Il discorso sull’informazione è molto difficile. «Se noi ci incontriamo all’Università, io posso andare avanti per mesi senza che tu ti accorga di nulla, perché se mi incontri per strada, non vedi dal di fuori che sono malato. È una cosa con cui mi ritrovo io a casa quando sono solo con me stesso».

Quindi che cos’è la fibrosi cistica? È una malattia che il danno principale lo fa ai polmoni. I polmoni sono quelli che costringono ai ricoveri in ospedale e a tanti antibiotici. Per curarli c’è la fisioterapia respiratoria, l’aerosol, pratiche che si fanno tutte le mattine, tutte le sere e anche a metà giornata. «A questo si aggiunge poi l’attività fisica che è come fare fisioterapia respiratoria; quindi nella mia vita se sto abbastanza bene come oggi e posso ritenermi fortunato, è perché ho fatto tanto sport e non ho mai saltato una terapia. E comunque mi ritrovo a dover fare ricoveri in ospedale. Due settimane ogni sei mesi quando va bene, quando va male un po’ di più, con i tubi, gli antibiotici in vena e la voglia di non vedere niente e nessuno». In 20 anni l’aspettativa di vita è raddoppiata.

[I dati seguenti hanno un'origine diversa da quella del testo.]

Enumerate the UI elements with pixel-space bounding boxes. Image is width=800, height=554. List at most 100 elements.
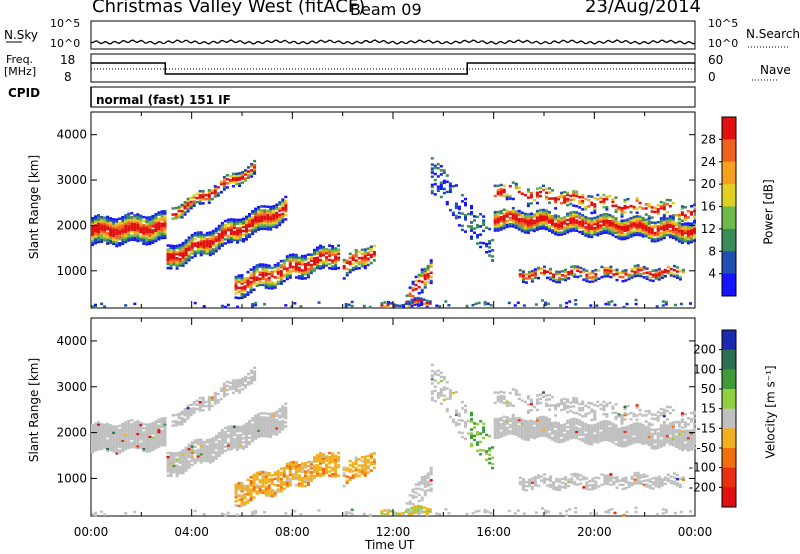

È un obiettivo che i malati guadagnano un centimetro alla volta, magari dimenticandosi per un momento della loro condizione, salvo poi dover prendere una cinquantina di pillole e fare la fisioterapia respiratoria, ma quello fa parte del gioco. Magari un giorno, però, incontrano qualcuno che ha il raffreddore e starnutisce loro addosso e allora devono farsi due settimane in ospedale. Un altro problema è che, essendo la fibrosi cistica una malattia multiorgano, il farmaco che serve per il polmone danneggia gli altri organi. È un compromesso.

Edoardo con quel suo inconfondibile sorriso conclude dicendo: 

«Nei miei momenti più difficili penso al fatto che c’è la Fondazione che potrebbe trovare una soluzione e che se tu non sei più lì a goderti il risultato, sarebbe un vero peccato. È a questo che penso per non mollare».